Class #198
Roger Gracie Academy (BJJ), Roger Gracie, London, UK – 28/11/2008 - No-Gi
I haven't been along to a nogi class in a while, and it proved to be an education. In terms of technique, as is often the case in nogi, it was all takedowns. The high crotch starts by grabbing their same side arm, then drop your leading knee between their legs, hooking your opposite arm around their knee. Your head should be on the outside and raise up, while you drive forward with your read leg.
You then step around to the outside with your rear leg, grabbing their leg with both your hands, then stand up, raising their leg between yours as you do so. From there, you can drive for the takedown, but we just did the set-up. Alternatively, you can shift to the double-leg once you've dropped and got an arm round their leg. Simply switch that hand to their other leg, bringing your free same side hand around the knee you just released, then drive forward with your legs and sideways with your head to bring them down.
The rest of the class was all sparring, and this is where I found myself in some interesting situations. That's because it wasn't the usual specific sparring from a particular position, but instead specific sparring with a particular submission. Things started with only guillotines and leglocks allowed, which sounded painful: as I've mentioned before, leglocks scare me, but for that reason I'd like to get as familiar as possible with the defence. Liam proceeded to guillotine and leglock me repeatedly, though I managed to prevent the leglocks later on by triangling my legs.
Roger was about to limit us to just guillotines next, but fortunately broadened it out a little to chokes with the arms. Not that I was much better off, as I could only think of two chokes I might have any chance of applying in nogi, which were the aforementioned guillotine and an arm triangle. My attempts at the guillotine were terrible, but I did manage to work my way into a vague arm triangle position on Roberto.
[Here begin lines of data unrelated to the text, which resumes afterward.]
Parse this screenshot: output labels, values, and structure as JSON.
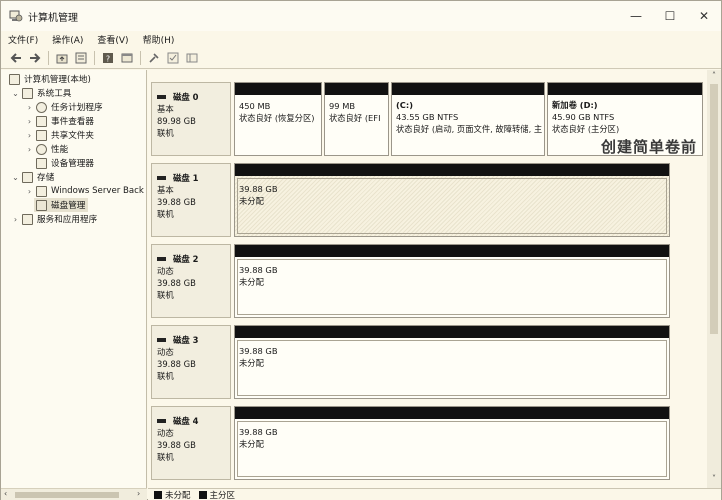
{
  "window": {
    "title": "计算机管理",
    "minimize": "—",
    "maximize": "☐",
    "close": "✕"
  },
  "menu": [
    "文件(F)",
    "操作(A)",
    "查看(V)",
    "帮助(H)"
  ],
  "toolbar_icons": [
    "back-arrow-icon",
    "forward-arrow-icon",
    "up-folder-icon",
    "properties-icon",
    "help-icon",
    "console-icon",
    "connect-icon",
    "check-icon",
    "panel-icon"
  ],
  "tree": {
    "root": "计算机管理(本地)",
    "system_tools": "系统工具",
    "task_scheduler": "任务计划程序",
    "event_viewer": "事件查看器",
    "shared_folders": "共享文件夹",
    "performance": "性能",
    "device_manager": "设备管理器",
    "storage": "存储",
    "windows_server_backup": "Windows Server Back",
    "disk_management": "磁盘管理",
    "services_apps": "服务和应用程序"
  },
  "disks": [
    {
      "name": "磁盘 0",
      "type": "基本",
      "size": "89.98 GB",
      "status": "联机",
      "volumes": [
        {
          "title": "",
          "line1": "450 MB",
          "line2": "状态良好 (恢复分区)"
        },
        {
          "title": "",
          "line1": "99 MB",
          "line2": "状态良好 (EFI"
        },
        {
          "title": "(C:)",
          "line1": "43.55 GB NTFS",
          "line2": "状态良好 (启动, 页面文件, 故障转储, 主"
        },
        {
          "title": "新加卷  (D:)",
          "line1": "45.90 GB NTFS",
          "line2": "状态良好 (主分区)"
        }
      ]
    },
    {
      "name": "磁盘 1",
      "type": "基本",
      "size": "39.88 GB",
      "status": "联机",
      "volumes": [
        {
          "title": "",
          "line1": "39.88 GB",
          "line2": "未分配"
        }
      ]
    },
    {
      "name": "磁盘 2",
      "type": "动态",
      "size": "39.88 GB",
      "status": "联机",
      "volumes": [
        {
          "title": "",
          "line1": "39.88 GB",
          "line2": "未分配"
        }
      ]
    },
    {
      "name": "磁盘 3",
      "type": "动态",
      "size": "39.88 GB",
      "status": "联机",
      "volumes": [
        {
          "title": "",
          "line1": "39.88 GB",
          "line2": "未分配"
        }
      ]
    },
    {
      "name": "磁盘 4",
      "type": "动态",
      "size": "39.88 GB",
      "status": "联机",
      "volumes": [
        {
          "title": "",
          "line1": "39.88 GB",
          "line2": "未分配"
        }
      ]
    }
  ],
  "overlay_caption": "创建简单卷前",
  "legend": {
    "unallocated": "未分配",
    "primary": "主分区"
  }
}
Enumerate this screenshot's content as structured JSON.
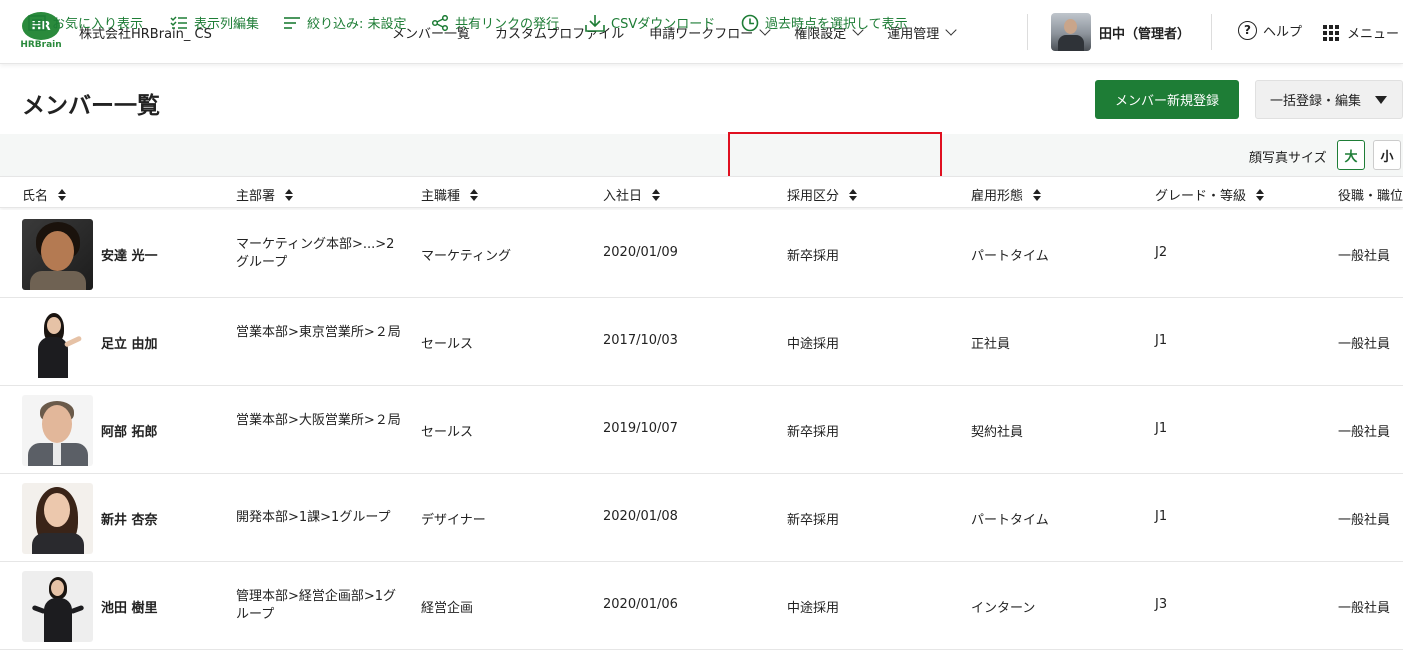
{
  "header": {
    "logo_text": "HR",
    "logo_sub": "HRBrain",
    "company": "株式会社HRBrain_ CS",
    "nav": [
      {
        "label": "メンバー一覧",
        "dropdown": false
      },
      {
        "label": "カスタムプロファイル",
        "dropdown": false
      },
      {
        "label": "申請ワークフロー",
        "dropdown": true
      },
      {
        "label": "権限設定",
        "dropdown": true
      },
      {
        "label": "運用管理",
        "dropdown": true
      }
    ],
    "user_name": "田中（管理者）",
    "help_label": "ヘルプ",
    "menu_label": "メニュー"
  },
  "page": {
    "title": "メンバー一覧",
    "primary_button": "メンバー新規登録",
    "secondary_button": "一括登録・編集"
  },
  "toolbar": {
    "favorites": "お気に入り表示",
    "columns": "表示列編集",
    "filter": "絞り込み: 未設定",
    "share": "共有リンクの発行",
    "csv": "CSVダウンロード",
    "past": "過去時点を選択して表示",
    "photo_size_label": "顔写真サイズ",
    "size_large": "大",
    "size_small": "小"
  },
  "colors": {
    "brand_green": "#1e7d36",
    "highlight_red": "#e01020"
  },
  "table": {
    "headers": [
      "氏名",
      "主部署",
      "主職種",
      "入社日",
      "採用区分",
      "雇用形態",
      "グレード・等級",
      "役職・職位"
    ],
    "rows": [
      {
        "name": "安達 光一",
        "dept": "マーケティング本部>...>2グループ",
        "job": "マーケティング",
        "joined": "2020/01/09",
        "hire_type": "新卒採用",
        "employment": "パートタイム",
        "grade": "J2",
        "position": "一般社員"
      },
      {
        "name": "足立 由加",
        "dept": "営業本部>東京営業所>２局",
        "job": "セールス",
        "joined": "2017/10/03",
        "hire_type": "中途採用",
        "employment": "正社員",
        "grade": "J1",
        "position": "一般社員"
      },
      {
        "name": "阿部 拓郎",
        "dept": "営業本部>大阪営業所>２局",
        "job": "セールス",
        "joined": "2019/10/07",
        "hire_type": "新卒採用",
        "employment": "契約社員",
        "grade": "J1",
        "position": "一般社員"
      },
      {
        "name": "新井 杏奈",
        "dept": "開発本部>1課>1グループ",
        "job": "デザイナー",
        "joined": "2020/01/08",
        "hire_type": "新卒採用",
        "employment": "パートタイム",
        "grade": "J1",
        "position": "一般社員"
      },
      {
        "name": "池田 樹里",
        "dept": "管理本部>経営企画部>1グループ",
        "job": "経営企画",
        "joined": "2020/01/06",
        "hire_type": "中途採用",
        "employment": "インターン",
        "grade": "J3",
        "position": "一般社員"
      }
    ]
  }
}
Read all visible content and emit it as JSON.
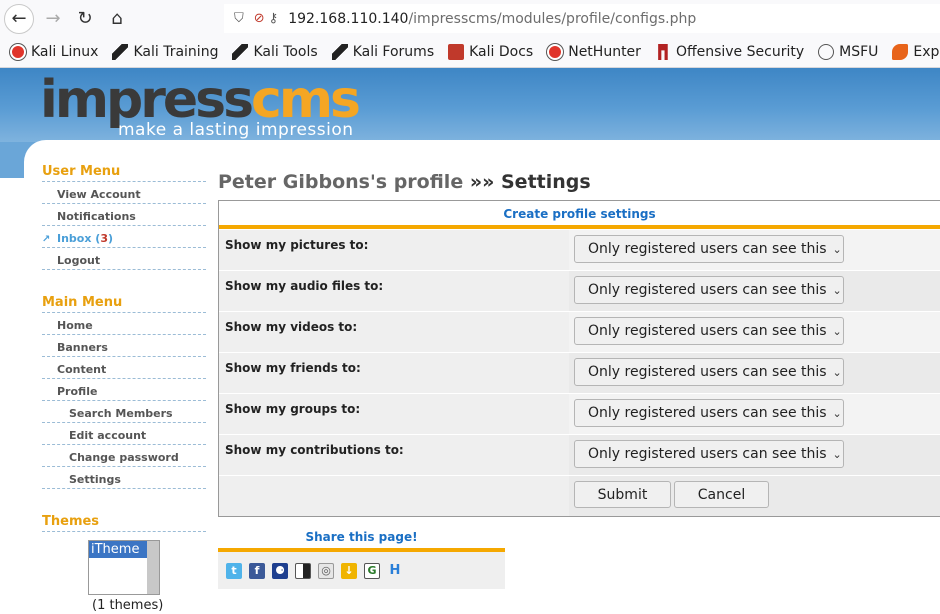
{
  "browser": {
    "url_host": "192.168.110.140",
    "url_path": "/impresscms/modules/profile/configs.php",
    "bookmarks": [
      {
        "label": "Kali Linux",
        "icon": "kali-icon"
      },
      {
        "label": "Kali Training",
        "icon": "kali-dragon-icon"
      },
      {
        "label": "Kali Tools",
        "icon": "kali-dragon-icon"
      },
      {
        "label": "Kali Forums",
        "icon": "kali-dragon-icon"
      },
      {
        "label": "Kali Docs",
        "icon": "kali-docs-icon"
      },
      {
        "label": "NetHunter",
        "icon": "kali-icon"
      },
      {
        "label": "Offensive Security",
        "icon": "offsec-icon"
      },
      {
        "label": "MSFU",
        "icon": "globe-icon"
      },
      {
        "label": "Exploit-DB",
        "icon": "exploitdb-icon"
      }
    ]
  },
  "logo": {
    "impress": "impress",
    "cms": "cms",
    "tagline": "make a lasting impression"
  },
  "sidebar": {
    "user_menu": {
      "title": "User Menu",
      "items": [
        "View Account",
        "Notifications",
        "Inbox",
        "Logout"
      ],
      "inbox_count": "3"
    },
    "main_menu": {
      "title": "Main Menu",
      "items": [
        "Home",
        "Banners",
        "Content",
        "Profile"
      ],
      "profile_sub": [
        "Search Members",
        "Edit account",
        "Change password",
        "Settings"
      ]
    },
    "themes": {
      "title": "Themes",
      "selected": "iTheme",
      "count": "(1 themes)"
    }
  },
  "main": {
    "title_user": "Peter Gibbons's profile",
    "title_sep": " »» ",
    "title_page": "Settings",
    "table_head": "Create profile settings",
    "rows": [
      {
        "label": "Show my pictures to:",
        "value": "Only registered users can see this"
      },
      {
        "label": "Show my audio files to:",
        "value": "Only registered users can see this"
      },
      {
        "label": "Show my videos to:",
        "value": "Only registered users can see this"
      },
      {
        "label": "Show my friends to:",
        "value": "Only registered users can see this"
      },
      {
        "label": "Show my groups to:",
        "value": "Only registered users can see this"
      },
      {
        "label": "Show my contributions to:",
        "value": "Only registered users can see this"
      }
    ],
    "submit_label": "Submit",
    "cancel_label": "Cancel"
  },
  "share": {
    "title": "Share this page!",
    "icons": [
      "twitter-icon",
      "facebook-icon",
      "myspace-icon",
      "delicious-icon",
      "digg-icon",
      "download-icon",
      "google-icon",
      "hi5-icon"
    ]
  },
  "colors": {
    "accent_orange": "#f5a800",
    "link_blue": "#1a6fc4",
    "header_blue": "#4a8fcf"
  }
}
Unfortunately I don't think I was on the right side of his arm (assuming that matters? I'm not sure, but I'm guessing its better to be by their shoulder than by their hand), and I couldn't get his arm pressed into his neck anyway. I tried locking the choke, realised it clearly wasn't tight enough, then attempted to nudge his arm properly onto his neck with my shoulder, which didn't get anywhere.
Next spar sounded nightmarish, as it was specific leglock sparring. I have never attempted a leglock ever, and barely know the defences, but fortunately I was with Nick Brooks, who teaches at RGA Mill Hill. As he is an experienced brown belt, I knew I could rely on his control. Of course, that also meant I was getting footlocked and leglocked over and over again. My tendency to fall back into guard or go to half-guard was a real liability, and triangling my legs to stop kneebars didn't help: he simply footlocked me instead.
It definitely makes you approach sparring differently when you know leglocks are very much in the picture, although in my case that basically means even more cautious than usual (not that caution proved of any benefit, except perhaps that I could tap quicker ;p). I'm also turtling up too readily (in general, not just nogi), which is handy for practicing choke defence, but a bad habit I need to get rid of. As I'm small and people often go easy on me, I also get a false sense of security, so that means I need to be even more careful of giving up my back too quickly.
It turned out there was only time for one round of free sparring, which naturally I sat out, having assumed there would be the usual five or six. However, the Friday nogi is only an hour, so that cuts down on sparring time. Saturday is the same, though that will provide me with the comfort of a gi: if we do choke specific sparring again, then I should be able to remember more than two options (I guess there is the anaconda too, but no way I'd remember all the steps).